In broad terms The Shield is a plain old cop show. It's set in a seedy suburb of inner L.A. and follows the police department responsible for keeping some kind of order in the middle of rampant drug use and gang warfare. The focus is on a small group of about half a dozen main characters, all of whom are conceived with originality and skilfully acted. Of these Vic Mackey, leader of the anti-gang strike force, is central to the show as a crafty and charismatic man who does a good job keeping the peace but whose methods range from the corrupt to the outright abominable. Countering him is the district captain Aceveda, who appears to be the straight and narrow foil to Vic and his dubious attitude to policework but who gradually reveals more shades of grey on his soul as the season wears on.

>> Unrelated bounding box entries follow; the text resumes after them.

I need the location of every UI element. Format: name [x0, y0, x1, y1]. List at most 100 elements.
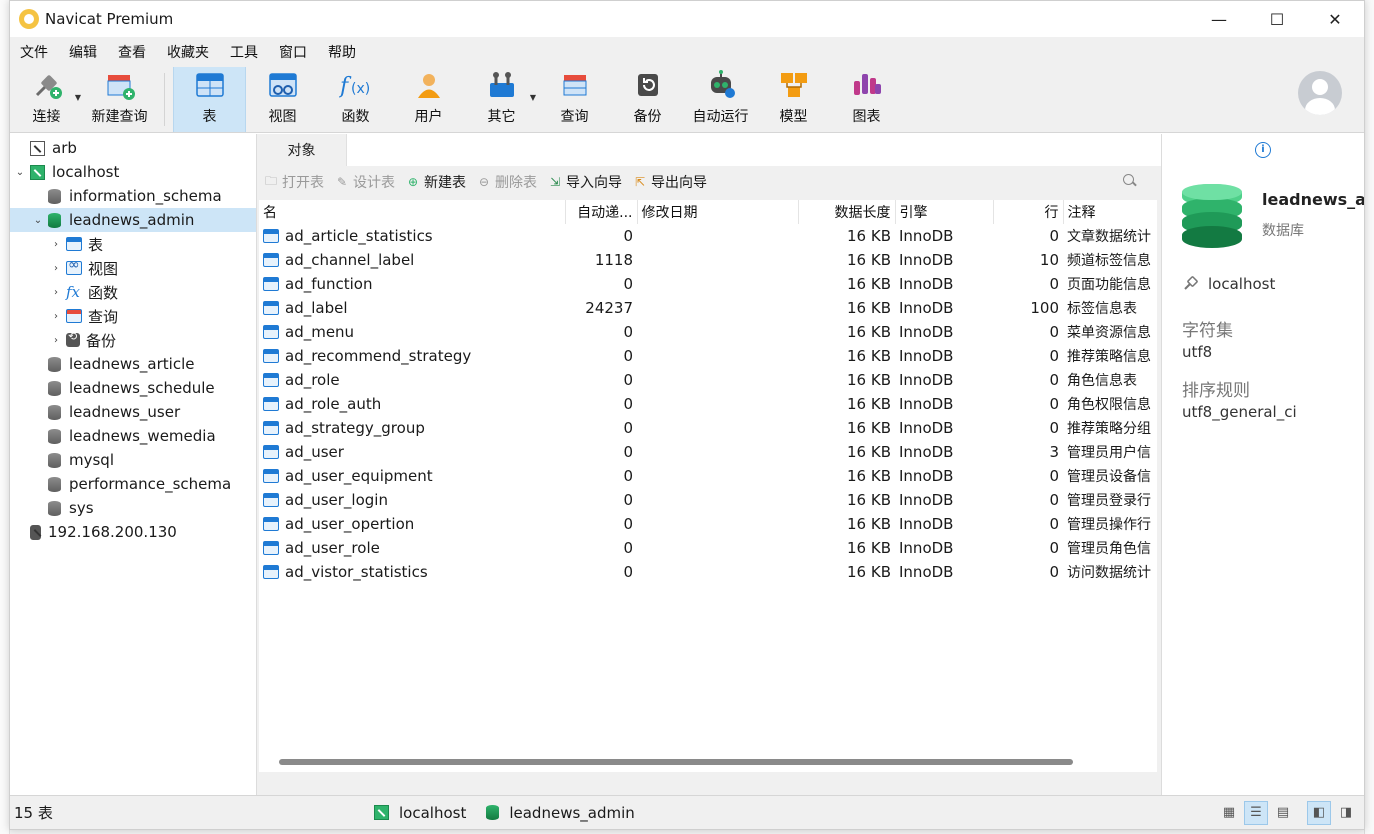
query-button[interactable]: 查询	[538, 67, 611, 132]
user-icon	[412, 68, 446, 102]
engine-cell: InnoDB	[899, 347, 954, 365]
table-row[interactable]: ad_article_statistics 0 16 KB InnoDB 0 文章数据统计	[259, 224, 1157, 248]
menu-edit[interactable]: 编辑	[67, 42, 112, 62]
status-object-count: 15 表	[14, 804, 53, 822]
view-button[interactable]: 视图	[246, 67, 319, 132]
tree-item-database[interactable]: leadnews_wemedia	[10, 424, 256, 448]
table-row[interactable]: ad_user 0 16 KB InnoDB 3 管理员用户信	[259, 440, 1157, 464]
maximize-button[interactable]: ☐	[1248, 1, 1306, 37]
table-row[interactable]: ad_role 0 16 KB InnoDB 0 角色信息表	[259, 368, 1157, 392]
tree-item-database[interactable]: performance_schema	[10, 472, 256, 496]
table-name-cell: ad_channel_label	[259, 248, 565, 272]
menu-help[interactable]: 帮助	[326, 42, 371, 62]
menu-file[interactable]: 文件	[18, 42, 63, 62]
tree-item-leadnews-admin[interactable]: ⌄ leadnews_admin	[10, 208, 256, 232]
modified-date-cell	[637, 296, 798, 320]
grid-view-icon[interactable]: ▦	[1217, 801, 1241, 825]
tree-item-arb[interactable]: arb	[10, 136, 256, 160]
other-dropdown-icon[interactable]: ▼	[530, 93, 536, 102]
new-query-label: 新建查询	[91, 109, 148, 125]
connect-dropdown-icon[interactable]: ▼	[75, 93, 81, 102]
tree-item-tables[interactable]: › 表	[10, 232, 256, 256]
info-panel: i leadnews_a 数据库 localhost 字符集 utf8 排序规则…	[1161, 134, 1364, 795]
delete-table-button[interactable]: ⊖ 删除表	[476, 172, 537, 192]
tree-item-views[interactable]: › 视图	[10, 256, 256, 280]
tab-objects[interactable]: 对象	[257, 134, 347, 166]
table-name-cell: ad_user_login	[259, 488, 565, 512]
comment-cell: 管理员操作行	[1067, 517, 1151, 533]
tree-item-database[interactable]: leadnews_article	[10, 352, 256, 376]
menu-favorites[interactable]: 收藏夹	[165, 42, 224, 62]
tree-item-database[interactable]: mysql	[10, 448, 256, 472]
table-row[interactable]: ad_user_equipment 0 16 KB InnoDB 0 管理员设备信	[259, 464, 1157, 488]
tree-item-database[interactable]: leadnews_user	[10, 400, 256, 424]
open-table-button[interactable]: 🗀 打开表	[263, 172, 324, 192]
table-row[interactable]: ad_vistor_statistics 0 16 KB InnoDB 0 访问数据统计	[259, 560, 1157, 584]
table-row[interactable]: ad_user_opertion 0 16 KB InnoDB 0 管理员操作行	[259, 512, 1157, 536]
user-button[interactable]: 用户	[392, 67, 465, 132]
chevron-right-icon[interactable]: ›	[46, 311, 66, 322]
data-length-cell: 16 KB	[847, 371, 891, 389]
tree-item-localhost[interactable]: ⌄ localhost	[10, 160, 256, 184]
column-header-rows[interactable]: 行	[993, 200, 1064, 224]
connect-button[interactable]: 连接 ▼	[10, 67, 83, 132]
model-button[interactable]: 模型	[757, 67, 830, 132]
menu-view[interactable]: 查看	[116, 42, 161, 62]
table-row[interactable]: ad_label 24237 16 KB InnoDB 100 标签信息表	[259, 296, 1157, 320]
other-button[interactable]: 其它 ▼	[465, 67, 538, 132]
import-wizard-button[interactable]: ⇲ 导入向导	[547, 172, 622, 192]
user-avatar[interactable]	[1298, 71, 1342, 115]
chevron-right-icon[interactable]: ›	[46, 335, 66, 346]
design-table-button[interactable]: ✎ 设计表	[334, 172, 395, 192]
minimize-button[interactable]: —	[1190, 1, 1248, 37]
comment-cell: 菜单资源信息	[1067, 325, 1151, 341]
table-row[interactable]: ad_user_login 0 16 KB InnoDB 0 管理员登录行	[259, 488, 1157, 512]
table-row[interactable]: ad_menu 0 16 KB InnoDB 0 菜单资源信息	[259, 320, 1157, 344]
table-row[interactable]: ad_recommend_strategy 0 16 KB InnoDB 0 推荐策略信息	[259, 344, 1157, 368]
chevron-right-icon[interactable]: ›	[46, 239, 66, 250]
list-view-icon[interactable]: ☰	[1244, 800, 1268, 825]
info-icon[interactable]: i	[1255, 142, 1271, 158]
tree-item-functions[interactable]: › fx 函数	[10, 280, 256, 304]
table-row[interactable]: ad_channel_label 1118 16 KB InnoDB 10 频道标签信息	[259, 248, 1157, 272]
right-panel-toggle-icon[interactable]: ◨	[1334, 801, 1358, 825]
tree-item-queries[interactable]: › 查询	[10, 304, 256, 328]
new-query-button[interactable]: 新建查询	[83, 67, 156, 132]
chevron-right-icon[interactable]: ›	[46, 263, 66, 274]
tree-item-remote-connection[interactable]: 192.168.200.130	[10, 520, 256, 544]
table-icon	[263, 421, 279, 435]
close-button[interactable]: ✕	[1306, 1, 1364, 37]
column-header-name[interactable]: 名	[259, 200, 566, 224]
auto-run-button[interactable]: 自动运行	[684, 67, 757, 132]
search-icon[interactable]	[1123, 174, 1137, 188]
column-header-modified[interactable]: 修改日期	[637, 200, 799, 224]
tree-item-information-schema[interactable]: information_schema	[10, 184, 256, 208]
table-row[interactable]: ad_strategy_group 0 16 KB InnoDB 0 推荐策略分组	[259, 416, 1157, 440]
expand-arrow-icon[interactable]: ⌄	[10, 167, 30, 178]
backup-button[interactable]: 备份	[611, 67, 684, 132]
column-header-engine[interactable]: 引擎	[895, 200, 994, 224]
table-name-cell: ad_user_opertion	[259, 512, 565, 536]
tree-item-database[interactable]: leadnews_schedule	[10, 376, 256, 400]
menu-window[interactable]: 窗口	[277, 42, 322, 62]
column-header-comment[interactable]: 注释	[1063, 200, 1157, 224]
detail-view-icon[interactable]: ▤	[1271, 801, 1295, 825]
chart-button[interactable]: 图表	[830, 67, 903, 132]
tree-item-database[interactable]: sys	[10, 496, 256, 520]
left-panel-toggle-icon[interactable]: ◧	[1307, 800, 1331, 825]
tree-item-backups[interactable]: › 备份	[10, 328, 256, 352]
horizontal-scrollbar[interactable]	[279, 759, 1073, 765]
table-row[interactable]: ad_function 0 16 KB InnoDB 0 页面功能信息	[259, 272, 1157, 296]
column-header-auto-increment[interactable]: 自动递...	[565, 200, 638, 224]
chevron-right-icon[interactable]: ›	[46, 287, 66, 298]
table-row[interactable]: ad_user_role 0 16 KB InnoDB 0 管理员角色信	[259, 536, 1157, 560]
table-row[interactable]: ad_role_auth 0 16 KB InnoDB 0 角色权限信息	[259, 392, 1157, 416]
column-header-data-length[interactable]: 数据长度	[798, 200, 896, 224]
function-button[interactable]: f (x) 函数	[319, 67, 392, 132]
expand-arrow-icon[interactable]: ⌄	[28, 215, 48, 226]
new-table-button[interactable]: ⊕ 新建表	[405, 172, 466, 192]
table-button[interactable]: 表	[173, 67, 246, 132]
info-db-type: 数据库	[1262, 223, 1304, 239]
export-wizard-button[interactable]: ⇱ 导出向导	[632, 172, 707, 192]
menu-tools[interactable]: 工具	[228, 42, 273, 62]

While the morality of the show ultimately seems to come down against Mackey and his techniques it does show his perspective well and poses a genuine moral question. The corrupt cops of the strike team do honestly want what's best for the community, and if thuggery, planting evidence and even murder are necessary to catch the crims then to hell with those bureaucrats and their red tape! If they get results, isn't that what matters? The actor behind Mackey, Michael Chiklis, does a great portrayal of a man who honestly believes he is in the right even as his means grow more and more morally untenable, not only in the way he justifies his actions but also in how his cheerful, easy going nature persuades his fellow police, some of whom have a few more moral qualms about pocketing confiscated cocaine in order to put their kids through college, to go along with his schemes.

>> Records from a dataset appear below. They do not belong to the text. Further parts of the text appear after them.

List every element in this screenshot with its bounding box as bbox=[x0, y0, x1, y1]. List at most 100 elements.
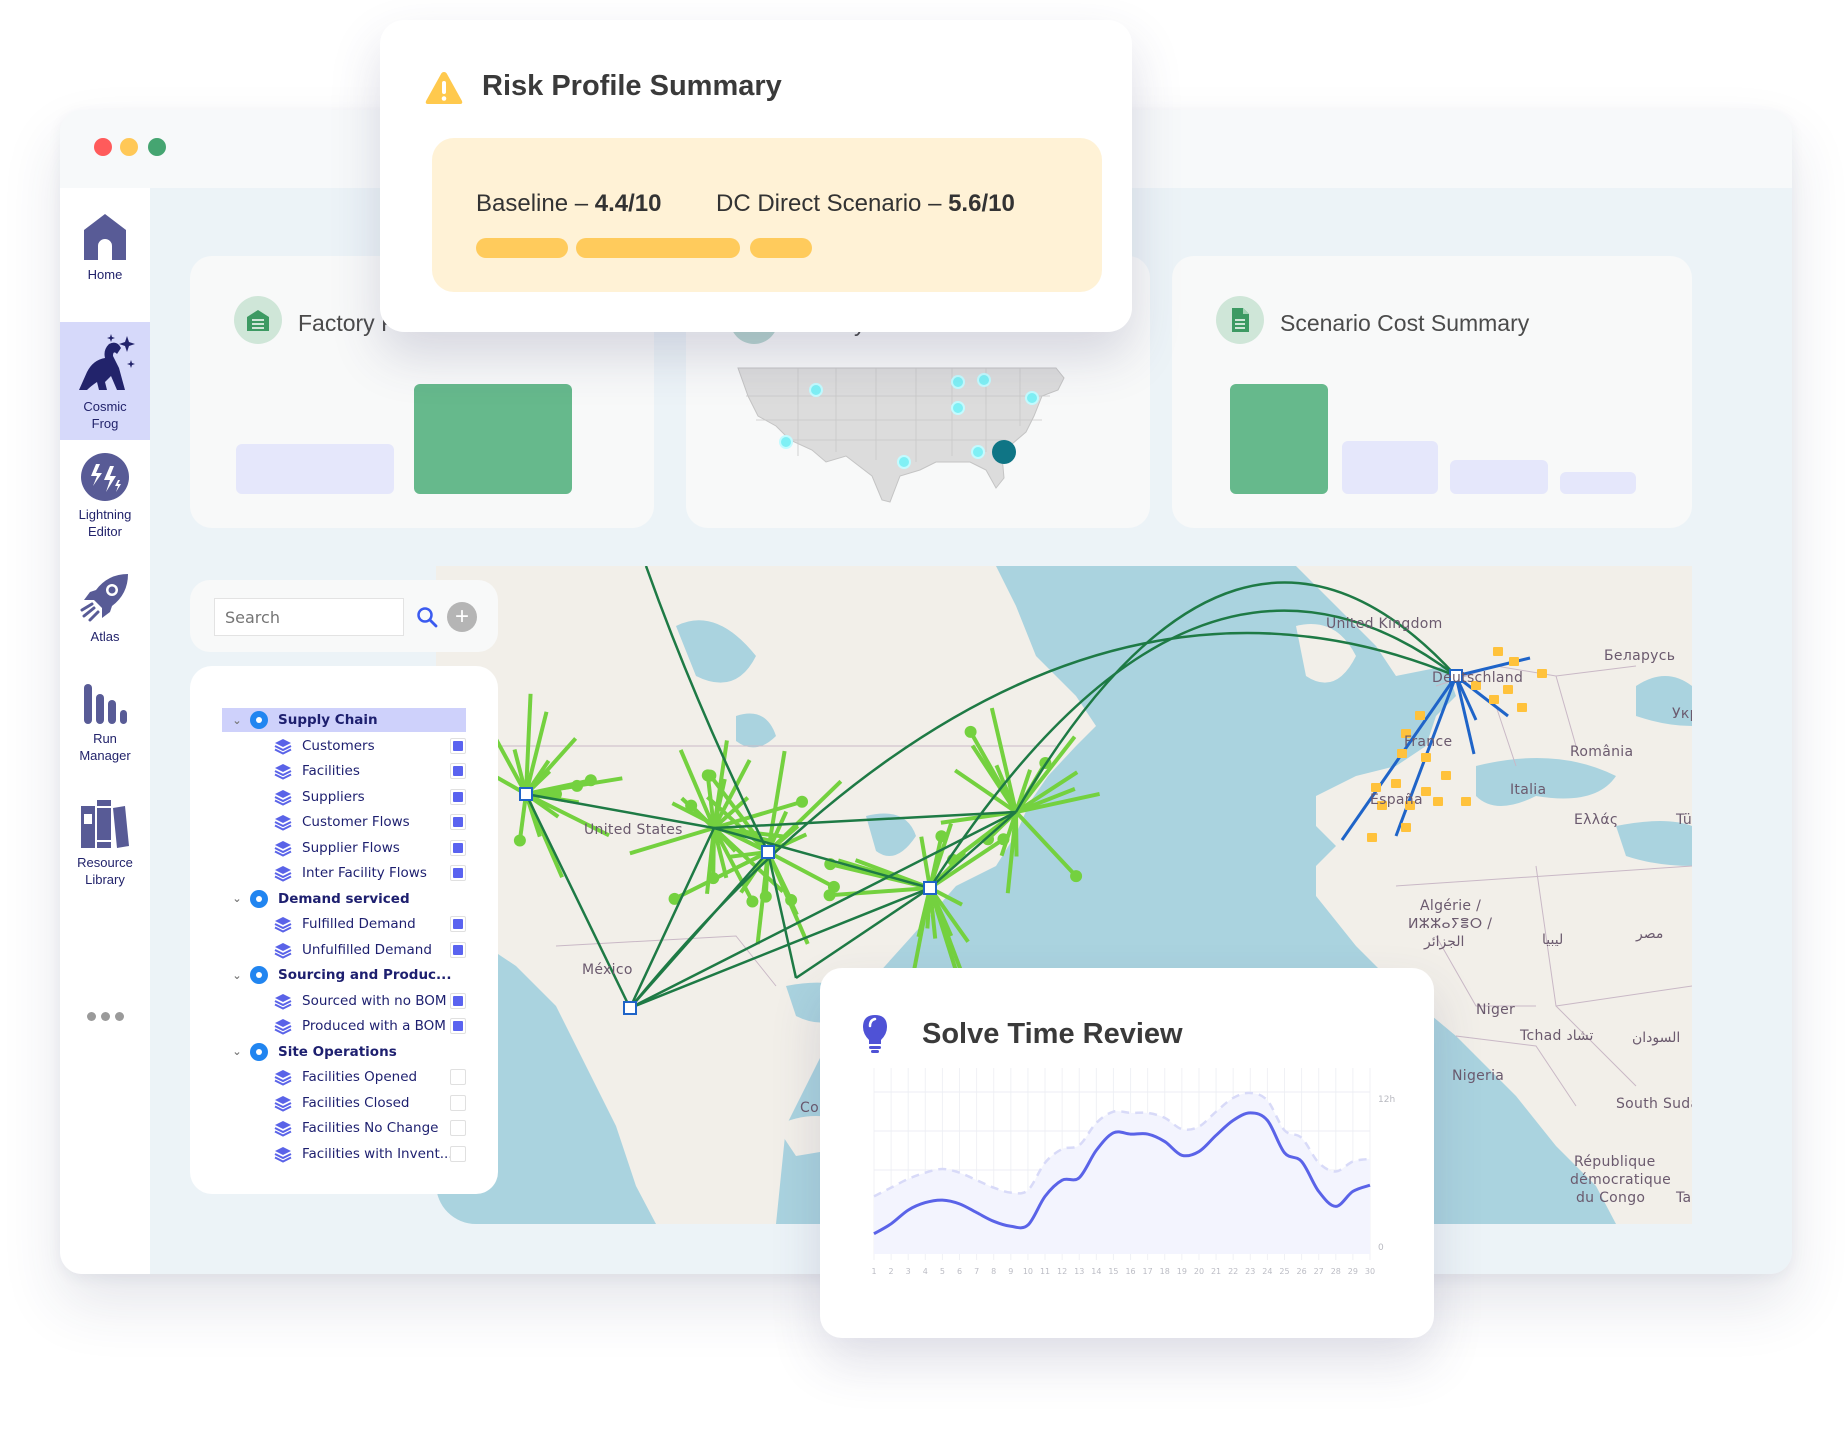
search-button[interactable] bbox=[412, 602, 442, 632]
facility-marker[interactable] bbox=[519, 787, 533, 801]
sidebar-item-run-manager[interactable]: Run Manager bbox=[60, 682, 150, 782]
customer-marker[interactable] bbox=[796, 795, 809, 808]
layer-visibility-checkbox[interactable] bbox=[450, 788, 466, 805]
eu-site-marker[interactable] bbox=[1493, 647, 1503, 656]
eu-site-marker[interactable] bbox=[1509, 657, 1519, 666]
eu-site-marker[interactable] bbox=[1415, 711, 1425, 720]
eu-site-marker[interactable] bbox=[1397, 749, 1407, 758]
layer-visibility-checkbox[interactable] bbox=[450, 865, 466, 881]
layer-visibility-checkbox[interactable] bbox=[450, 1069, 466, 1085]
eu-site-marker[interactable] bbox=[1461, 797, 1471, 806]
chevron-down-icon[interactable]: ⌄ bbox=[228, 1045, 246, 1058]
eu-site-marker[interactable] bbox=[1367, 833, 1377, 842]
layer-visibility-checkbox[interactable] bbox=[450, 1120, 466, 1136]
sidebar-item-label: Lightning Editor bbox=[78, 507, 132, 539]
close-window-button[interactable] bbox=[94, 138, 112, 156]
layer-label: Customers bbox=[302, 737, 375, 754]
facility-marker[interactable] bbox=[761, 845, 775, 859]
scenario-cost-summary-card[interactable]: Scenario Cost Summary bbox=[1172, 256, 1692, 528]
customer-marker[interactable] bbox=[513, 834, 526, 847]
sidebar-item-label: Resource Library bbox=[77, 855, 133, 887]
more-dots-icon[interactable] bbox=[87, 1012, 124, 1021]
eu-site-marker[interactable] bbox=[1537, 669, 1547, 678]
map-site-marker[interactable] bbox=[897, 455, 911, 469]
search-input[interactable] bbox=[214, 598, 404, 636]
map-label: démocratique bbox=[1570, 1172, 1672, 1188]
layer-visibility-checkbox[interactable] bbox=[450, 1094, 466, 1111]
map-site-marker[interactable] bbox=[977, 373, 991, 387]
layer-visibility-checkbox[interactable] bbox=[450, 1145, 466, 1162]
facility-marker[interactable] bbox=[623, 1001, 637, 1015]
layer-visibility-checkbox[interactable] bbox=[450, 992, 466, 1009]
customer-marker[interactable] bbox=[935, 830, 948, 843]
layer-visibility-checkbox[interactable] bbox=[450, 1018, 466, 1034]
eu-site-marker[interactable] bbox=[1421, 753, 1431, 762]
layer-item[interactable]: Inter Facility Flows bbox=[222, 861, 466, 885]
layer-item[interactable]: Produced with a BOM bbox=[222, 1014, 466, 1038]
layer-item[interactable]: Sourced with no BOM bbox=[222, 989, 466, 1013]
layer-group[interactable]: ⌄ Site Operations bbox=[222, 1040, 466, 1064]
bar bbox=[1230, 384, 1328, 494]
layer-group[interactable]: ⌄ Demand serviced bbox=[222, 887, 466, 911]
layer-visibility-checkbox[interactable] bbox=[450, 737, 466, 754]
sidebar-item-resource-library[interactable]: Resource Library bbox=[60, 798, 150, 908]
x-tick-label: 2 bbox=[889, 1267, 894, 1276]
eu-site-marker[interactable] bbox=[1517, 703, 1527, 712]
facility-marker[interactable] bbox=[923, 881, 937, 895]
layer-item[interactable]: Facilities No Change bbox=[222, 1116, 466, 1140]
customer-marker[interactable] bbox=[827, 880, 840, 893]
map-site-marker[interactable] bbox=[992, 440, 1016, 464]
layer-label: Site Operations bbox=[278, 1043, 397, 1060]
layer-item[interactable]: Customer Flows bbox=[222, 810, 466, 834]
map-site-marker[interactable] bbox=[971, 445, 985, 459]
eu-site-marker[interactable] bbox=[1401, 823, 1411, 832]
sidebar-item-lightning-editor[interactable]: Lightning Editor bbox=[60, 452, 150, 552]
layer-item[interactable]: Unfulfilled Demand bbox=[222, 938, 466, 962]
customer-marker[interactable] bbox=[584, 774, 597, 787]
eu-site-marker[interactable] bbox=[1441, 771, 1451, 780]
chevron-down-icon[interactable]: ⌄ bbox=[228, 892, 246, 905]
eu-site-marker[interactable] bbox=[1391, 779, 1401, 788]
x-tick-label: 3 bbox=[906, 1267, 911, 1276]
layer-visibility-checkbox[interactable] bbox=[450, 916, 466, 932]
layer-item[interactable]: Fulfilled Demand bbox=[222, 912, 466, 936]
layer-item[interactable]: Facilities Opened bbox=[222, 1065, 466, 1089]
customer-marker[interactable] bbox=[1070, 870, 1083, 883]
chevron-down-icon[interactable]: ⌄ bbox=[228, 969, 246, 982]
layer-visibility-checkbox[interactable] bbox=[450, 839, 466, 856]
layer-item[interactable]: Facilities Closed bbox=[222, 1091, 466, 1115]
sidebar-item-home[interactable]: Home bbox=[60, 212, 150, 294]
layer-item[interactable]: Facilities with Invent... bbox=[222, 1142, 466, 1166]
minimize-window-button[interactable] bbox=[120, 138, 138, 156]
layer-item[interactable]: Customers bbox=[222, 734, 466, 758]
map-site-marker[interactable] bbox=[809, 383, 823, 397]
layer-item[interactable]: Suppliers bbox=[222, 785, 466, 809]
customer-marker[interactable] bbox=[746, 895, 759, 908]
customer-marker[interactable] bbox=[964, 725, 977, 738]
books-icon bbox=[81, 800, 129, 848]
add-layer-button[interactable]: + bbox=[447, 602, 477, 632]
map-label: Deutschland bbox=[1432, 670, 1524, 686]
eu-site-marker[interactable] bbox=[1433, 797, 1443, 806]
layer-group[interactable]: ⌄ Sourcing and Produc... bbox=[222, 963, 466, 987]
map-site-marker[interactable] bbox=[951, 375, 965, 389]
layer-visibility-checkbox[interactable] bbox=[450, 763, 466, 779]
layer-label: Sourced with no BOM bbox=[302, 992, 447, 1009]
eu-site-marker[interactable] bbox=[1371, 783, 1381, 792]
sidebar-item-atlas[interactable]: Atlas bbox=[60, 570, 150, 656]
layer-visibility-checkbox[interactable] bbox=[450, 941, 466, 958]
layer-group[interactable]: ⌄ Supply Chain bbox=[222, 708, 466, 732]
x-tick-label: 16 bbox=[1125, 1267, 1135, 1276]
maximize-window-button[interactable] bbox=[148, 138, 166, 156]
chevron-down-icon[interactable]: ⌄ bbox=[228, 714, 246, 727]
map-site-marker[interactable] bbox=[1025, 391, 1039, 405]
eu-site-marker[interactable] bbox=[1503, 685, 1513, 694]
eu-site-marker[interactable] bbox=[1489, 695, 1499, 704]
map-site-marker[interactable] bbox=[951, 401, 965, 415]
map-site-marker[interactable] bbox=[779, 435, 793, 449]
layer-item[interactable]: Supplier Flows bbox=[222, 836, 466, 860]
sidebar-item-cosmic-frog[interactable]: Cosmic Frog bbox=[60, 322, 150, 440]
customer-marker[interactable] bbox=[704, 769, 717, 782]
layer-visibility-checkbox[interactable] bbox=[450, 814, 466, 830]
layer-item[interactable]: Facilities bbox=[222, 759, 466, 783]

Most of the time when recommending a good TV show it's customary to note that 'you have to watch until the thirty-eighth episode before things really hit their stride' but that is by no means the case here. The first episode is easily one of the finest hours of TV I've ever seen, introducing the characters just to the bare degree necessary and launching straight into a instantly engaging setup for the rest of the show, culminating in a tour de force scene where Mackey commits a heinous crime that will haunt him for the next thirteen episodes and beyond.

Later on in the season more and more drama is added, to the point where a lesser group of writers would sink into a morass of mediocrity under the weight of it, but these guys take the tired old soap opera clich├ęs, from repressed homosexuality to a kid with autism, and make them work. None of the later episodes recapture the intensity and sheer mainlined dramatic goodness of the first episode but the whole season is top notch.

Coming soon, season one of The Wire, which I'm told is even better.